Stock markets: Before the bell

Stock chart, September 18, 2023

United States stock futures are fluctuating this morning after a sell-off on Friday and after oil neared $95 a barrel.

In Europe and Asia, equities dropped sharply, mirroring the decline that took the S&P 500 down more than one per cent at the end of last week. Societe Generale SA slumped as much as 11 per cent after cutting profitability targets. Apple Inc. gained in U.S.premarket trading, with analysts positive about early signs of demand for the latest iPhone.

What to watch today

The 24th World Petroleum Congress kicks off in Calgary today and runs until Sept. 21.

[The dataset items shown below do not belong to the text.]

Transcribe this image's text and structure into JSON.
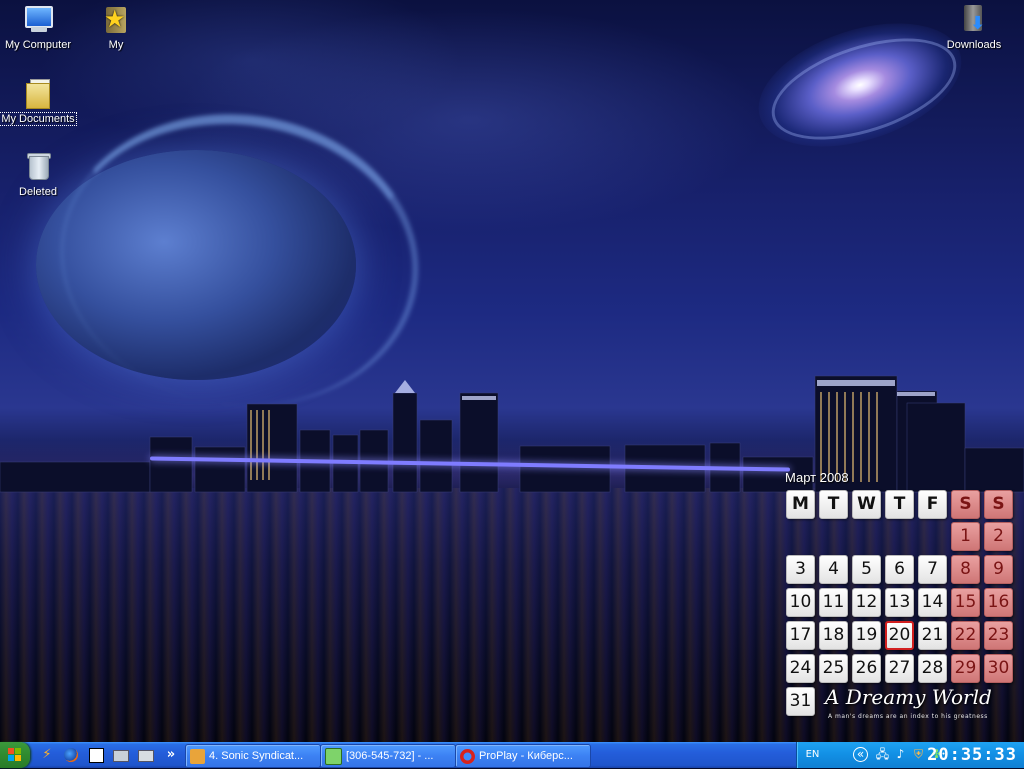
{
  "desktop": {
    "icons": [
      {
        "label": "My Computer",
        "icon": "computer-icon"
      },
      {
        "label": "My",
        "icon": "favorites-folder-icon"
      },
      {
        "label": "My Documents",
        "icon": "documents-folder-icon",
        "selected": true
      },
      {
        "label": "Deleted",
        "icon": "recycle-bin-icon"
      },
      {
        "label": "Downloads",
        "icon": "downloads-folder-icon"
      }
    ]
  },
  "calendar": {
    "title": "Март 2008",
    "headers": [
      "M",
      "T",
      "W",
      "T",
      "F",
      "S",
      "S"
    ],
    "weeks": [
      [
        "",
        "",
        "",
        "",
        "",
        "1",
        "2"
      ],
      [
        "3",
        "4",
        "5",
        "6",
        "7",
        "8",
        "9"
      ],
      [
        "10",
        "11",
        "12",
        "13",
        "14",
        "15",
        "16"
      ],
      [
        "17",
        "18",
        "19",
        "20",
        "21",
        "22",
        "23"
      ],
      [
        "24",
        "25",
        "26",
        "27",
        "28",
        "29",
        "30"
      ],
      [
        "31",
        "",
        "",
        "",
        "",
        "",
        ""
      ]
    ],
    "today": "20",
    "brand": "A Dreamy World",
    "motto": "A man's dreams are an index to his greatness"
  },
  "taskbar": {
    "quick_launch": [
      "winamp-icon",
      "firefox-icon",
      "media-icon",
      "network-icon",
      "printer-icon"
    ],
    "overflow": "»",
    "buttons": [
      {
        "label": "4. Sonic Syndicat...",
        "icon": "winamp-icon"
      },
      {
        "label": "[306-545-732] - ...",
        "icon": "chat-icon"
      },
      {
        "label": "ProPlay - Киберс...",
        "icon": "opera-icon"
      }
    ],
    "tray": {
      "language": "EN",
      "expand": "«",
      "icons": [
        "network-monitor-icon",
        "sound-icon",
        "shield-icon",
        "clover-icon"
      ],
      "clock": "20:35:33"
    }
  },
  "colors": {
    "taskbar": "#245edb",
    "start": "#2f8a2f",
    "tray": "#128fe4",
    "weekend_cell": "#cf7676",
    "today_border": "#d21f1f"
  }
}
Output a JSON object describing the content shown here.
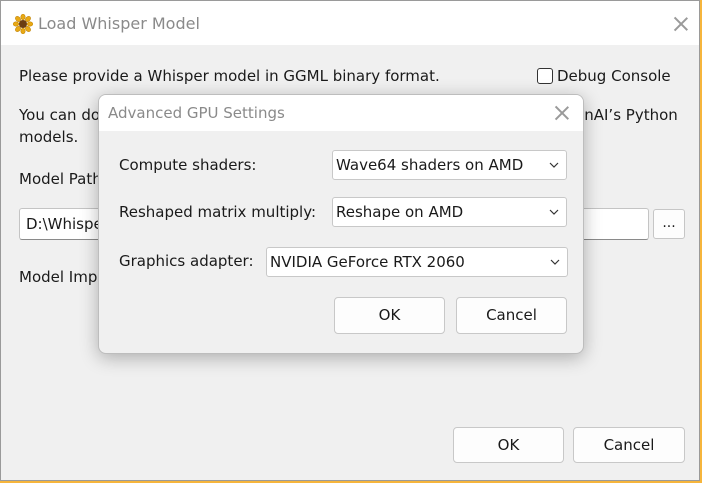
{
  "main_window": {
    "title": "Load Whisper Model",
    "intro_text": "Please provide a Whisper model in GGML binary format.",
    "debug_console_label": "Debug Console",
    "debug_console_checked": false,
    "conversion_line1_left": "You can do",
    "conversion_line1_right": "enAI’s Python",
    "conversion_line2": "models.",
    "model_path_label": "Model Path",
    "model_path_value": "D:\\Whispe",
    "browse_label": "...",
    "model_impl_label": "Model Imp",
    "ok_label": "OK",
    "cancel_label": "Cancel"
  },
  "dialog": {
    "title": "Advanced GPU Settings",
    "compute_shaders": {
      "label": "Compute shaders:",
      "value": "Wave64 shaders on AMD"
    },
    "reshaped_matrix": {
      "label": "Reshaped matrix multiply:",
      "value": "Reshape on AMD"
    },
    "graphics_adapter": {
      "label": "Graphics adapter:",
      "value": "NVIDIA GeForce RTX 2060"
    },
    "ok_label": "OK",
    "cancel_label": "Cancel"
  },
  "icons": {
    "app": "sunflower-icon",
    "close": "close-icon",
    "dropdown": "chevron-down-icon"
  },
  "colors": {
    "desktop": "#f6b53c",
    "window_bg": "#f0f0f0",
    "titlebar_bg": "#ffffff",
    "title_text": "#8a8a8a"
  }
}
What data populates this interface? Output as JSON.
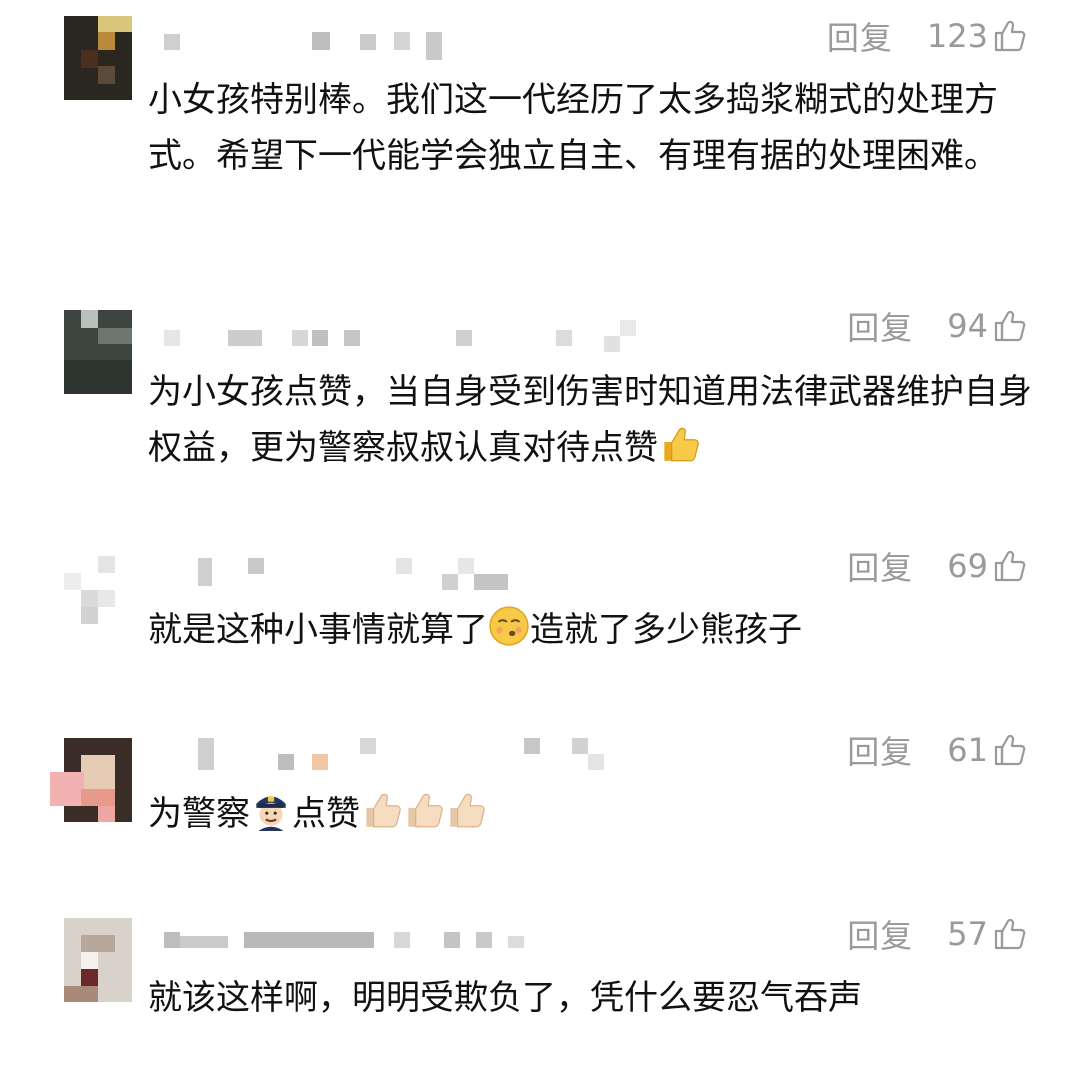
{
  "comments": [
    {
      "reply_label": "回复",
      "likes": "123",
      "text": "小女孩特别棒。我们这一代经历了太多捣浆糊式的处理方式。希望下一代能学会独立自主、有理有据的处理困难。",
      "emoji": []
    },
    {
      "reply_label": "回复",
      "likes": "94",
      "text": "为小女孩点赞，当自身受到伤害时知道用法律武器维护自身权益，更为警察叔叔认真对待点赞",
      "emoji": [
        "thumbs-up"
      ]
    },
    {
      "reply_label": "回复",
      "likes": "69",
      "text_before": "就是这种小事情就算了",
      "text_after": "造就了多少熊孩子",
      "emoji": [
        "sighing-face"
      ]
    },
    {
      "reply_label": "回复",
      "likes": "61",
      "text_before": "为警察",
      "text_after": "点赞",
      "emoji": [
        "police-officer",
        "thumbs-up-light",
        "thumbs-up-light",
        "thumbs-up-light"
      ]
    },
    {
      "reply_label": "回复",
      "likes": "57",
      "text": "就该这样啊，明明受欺负了，凭什么要忍气吞声",
      "emoji": []
    }
  ],
  "icons": {
    "like": "thumbs-up-outline-icon"
  },
  "colors": {
    "meta_gray": "#9a9a9a",
    "text": "#111111",
    "emoji_yellow": "#f5c44a"
  }
}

Hundreds of executives and government officials from oil-producing nations around the world are gathering in Calgary this week, against the backdrop of growing global pressure to reduce greenhouse gas emissions.

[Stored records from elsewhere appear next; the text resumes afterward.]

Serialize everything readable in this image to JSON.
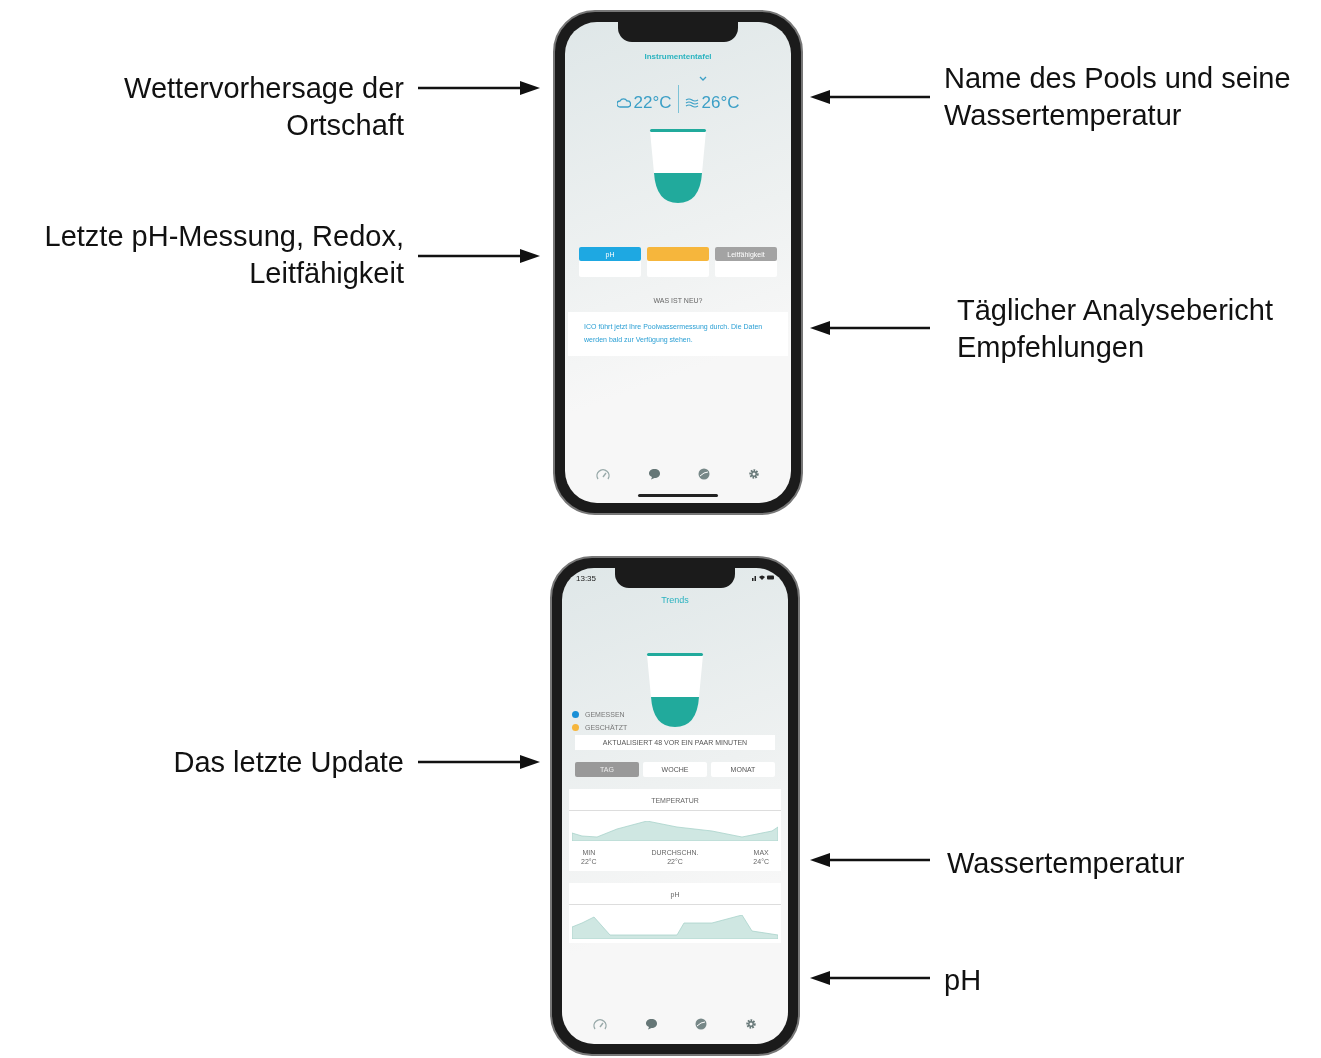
{
  "figures": [
    {
      "screen": {
        "kind": "dashboard",
        "title": "Instrumententafel",
        "weather_temp": "22°C",
        "pool_temp": "26°C",
        "tabs": [
          {
            "label": "pH",
            "color": "#1ea8e2"
          },
          {
            "color": "#f6b63c"
          },
          {
            "label": "Leitfähigkeit",
            "color": "#a3a3a3"
          }
        ],
        "news_heading": "WAS IST NEU?",
        "news_text": "ICO führt jetzt Ihre Poolwassermessung durch. Die Daten werden bald zur Verfügung stehen."
      },
      "callouts": [
        {
          "kind": "left",
          "text": "Wettervorhersage der Ortschaft"
        },
        {
          "kind": "left",
          "text": "Letzte pH-Messung, Redox, Leitfähigkeit"
        },
        {
          "kind": "right",
          "text": "Name des Pools und seine Wassertemperatur"
        },
        {
          "kind": "right",
          "text": "Täglicher Analysebericht Empfehlungen"
        }
      ]
    },
    {
      "screen": {
        "kind": "trends",
        "time": "13:35",
        "title": "Trends",
        "legend": [
          {
            "label": "GEMESSEN",
            "color": "#1a8fd6"
          },
          {
            "label": "GESCHÄTZT",
            "color": "#f6b63c"
          }
        ],
        "update": "AKTUALISIERT 48 VOR EIN PAAR MINUTEN",
        "periods": [
          {
            "label": "TAG",
            "selected": true
          },
          {
            "label": "WOCHE",
            "selected": false
          },
          {
            "label": "MONAT",
            "selected": false
          }
        ],
        "cards": [
          {
            "title": "TEMPERATUR",
            "stats": [
              {
                "label": "MIN",
                "value": "22°C"
              },
              {
                "label": "DURCHSCHN.",
                "value": "22°C"
              },
              {
                "label": "MAX",
                "value": "24°C"
              }
            ]
          },
          {
            "title": "pH"
          }
        ]
      },
      "callouts": [
        {
          "kind": "left",
          "text": "Das letzte Update"
        },
        {
          "kind": "right",
          "text": "Wassertemperatur"
        },
        {
          "kind": "right",
          "text": "pH"
        }
      ]
    }
  ]
}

The World Petroleum Congress, one of the largest oil-and-gas conferences in the world, has not been held in Canada since 2000. It will count among its attendees heavyweights such as Exxon Mobil Corp. chief executive Darren Woods, Repsol S.A. CEO Josu Jon Imaz and Amin Nasser, the CEO of Saudi Aramco, the world’s largest oil company.

Today is also the deadline for contracts between Unifor and the Detroit Three automakers to expire. Contracts are up at Monday at 11:59 p.m.